Personal care. One of hospital pharmacists’ main responsibilities is to approve orders before medication is administered. Yet that’s not always the most efficient use of their time. Instead of remaining in the pharmacy, pharmacists could be accompanying doctors on rounds and optimizing prescriptions while patients are still in the hospital. By outsourcing the medication verification, pharmacists working within the hospital can spend more time with patients in the ICU or ER. For this reason, many hospitals use telepharmacy services during the day as well as night—not to replace pharmacists on staff, but to maximize their on-site work.

Antimicrobial stewardship. According to Braithwaite, telepharmacy is starting to be used in the management of antibiotics. Nationwide, antibiotics are over-prescribed in both inpatient and outpatient settings, leading to antibiotic resistance and susceptibility to infection due to a lack of healthy bacteria. “To produce a good outcome, you need a trained pharmacist who knows antibiotics and infections, and how to match the need for treatment with the need for smart infection control,” he says. With the support of remote pharmacists trained in both, rural hospitals can practice better antimicrobial stewardship.

Job flexibility. No longer do pharmacists have to uproot their lives for a job or move to a rural area. Thanks to the growth of the telepharmacy industry, many pharmacists have the flexibility to provide quality patient care from any location. Though some telepharmacists work in a centralized setting, many work from the comfort of their own home office. The flexibility is often a perk when recruiting pharmacists to lesser-served areas.

Potential Drawbacks

Staff size. Of course, the ability to outsource pharmacy services means that some organizations might reduce staff. To prevent hospitals from using telepharmacy as a means of cutting employment costs, many states address the issue of staff reduction in their pharmacy laws. Though regulations vary, state pharmacy laws increasingly include policies or—in California’s case—specific language about job protection. Hospitals interested in telepharmacy should see it as a means of enhancing their on-site pharmacists’ time in the hospital, rather than eliminating it.

Level of service. Telepharmacy can free up hospital pharmacists to spend more time with physicians and patients, but it can also have the opposite effect. “By over-utilizing the service, you’re going to miss out on pharmacists being part of the discussion with the physician or nurse or whoever they’re working with,” Braithwaite says. “Having someone primarily remote [means] they would miss out on discussions that take place bedside or within hospital walls.”

Appropriate training. As Braithwaite discovered, training pharmacists in skills specific to their work setting is an essential piece of telepharmacy’s success. Retail pharmacists are knowledgeable about different areas than hospital pharmacists; likewise, a pharmacist in a clinic has different skills than one in a hospital. With thorough training, however, pharmacists with a range of experiences can succeed in a remote capacity.

Looking to the Future

One unforeseen benefit of telepharmacy and remote verification services is the improvement in standardization. Because telepharmacists might be working with dozens of hospitals at a time, hospitals have had to standardize how they practice medicine—something that will continue as the industry evolves.

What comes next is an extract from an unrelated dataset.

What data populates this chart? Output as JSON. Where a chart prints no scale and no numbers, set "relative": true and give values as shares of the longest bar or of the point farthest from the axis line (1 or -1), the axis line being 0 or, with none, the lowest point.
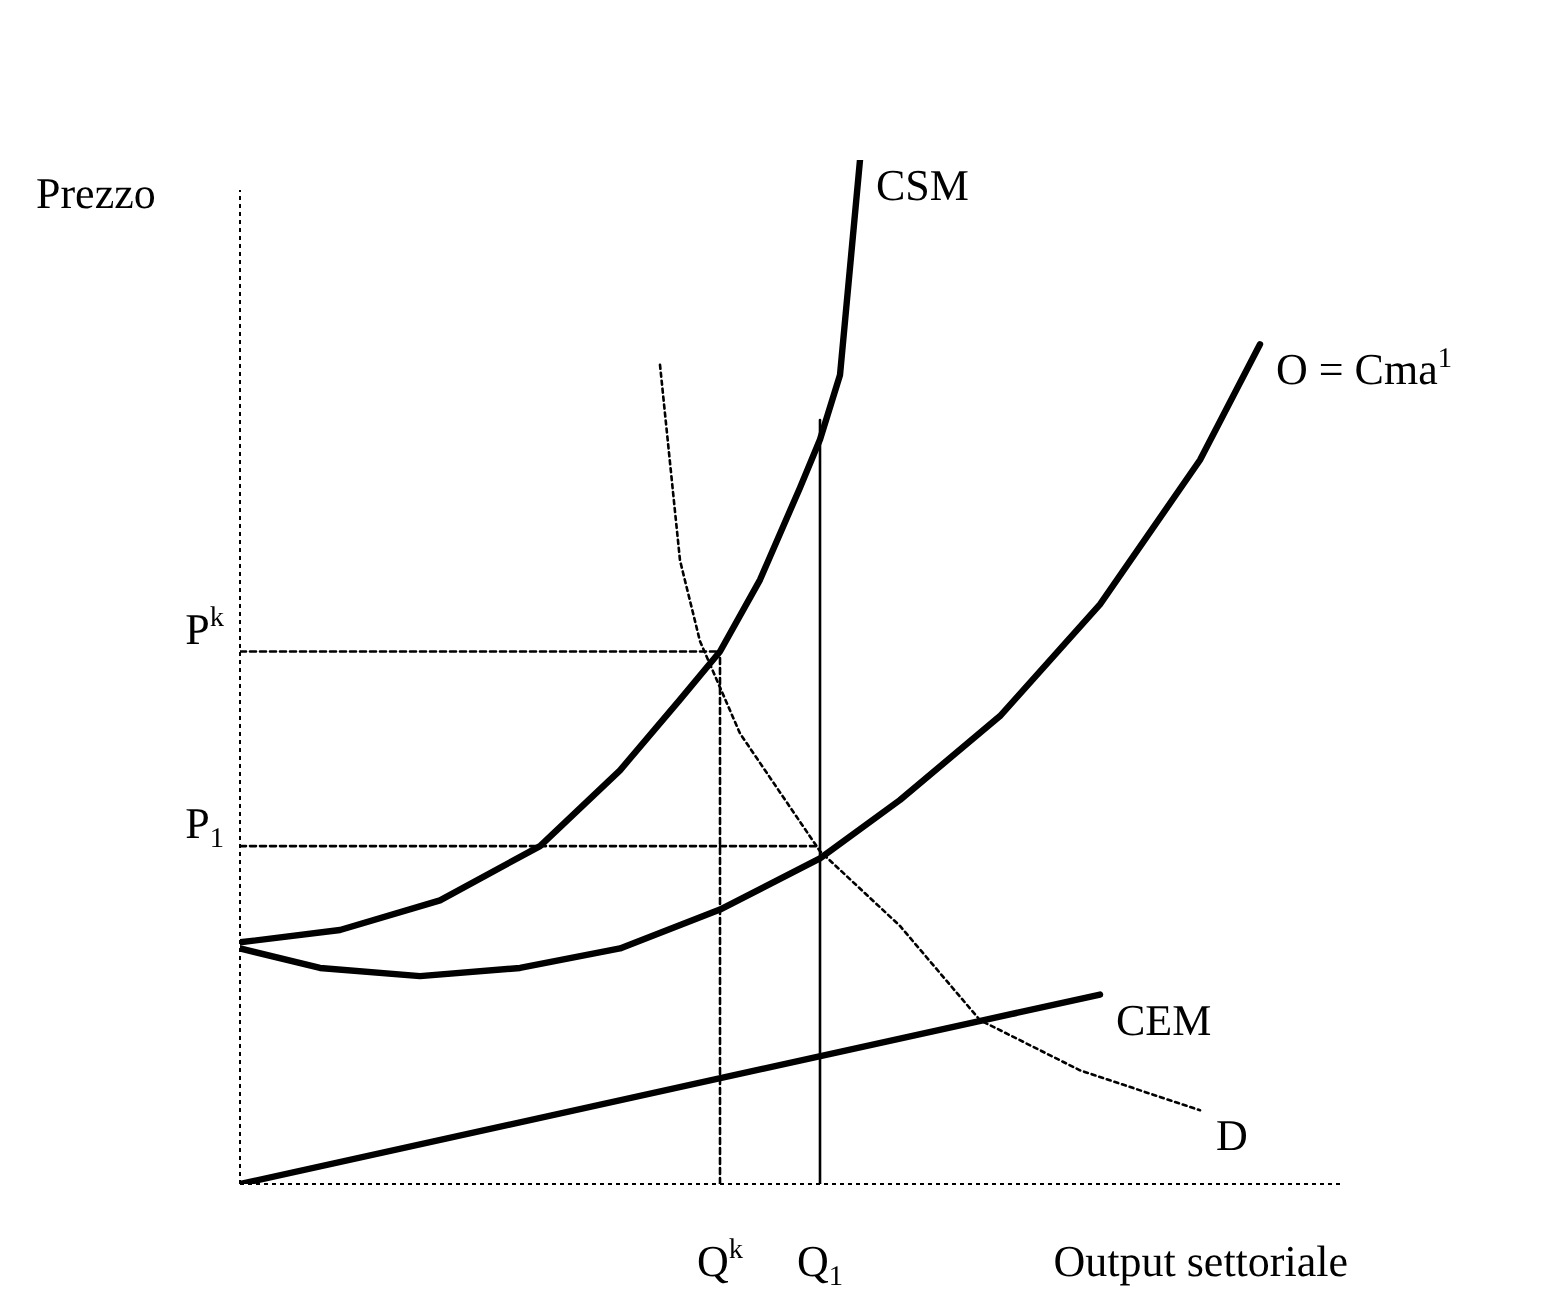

“Anytime you can standardize the way you go about taking care of patients, you reduce variability. It’s the variation that can lead to worse outcomes,” Braithwaite says. “From a technology standpoint, telepharmacy has allowed us to go back and look at how we can mitigate errors that might have occurred previously.”

Despite remaining challenges and pain points, telepharmacy makes services possible that—even 20 years ago—hospitals would have gone without. Thanks to these remote services, patients in rural and underserved areas can now access specialized, 24-hour care. The proliferation of telepharmacy illustrates one more way that technology empowers human connection.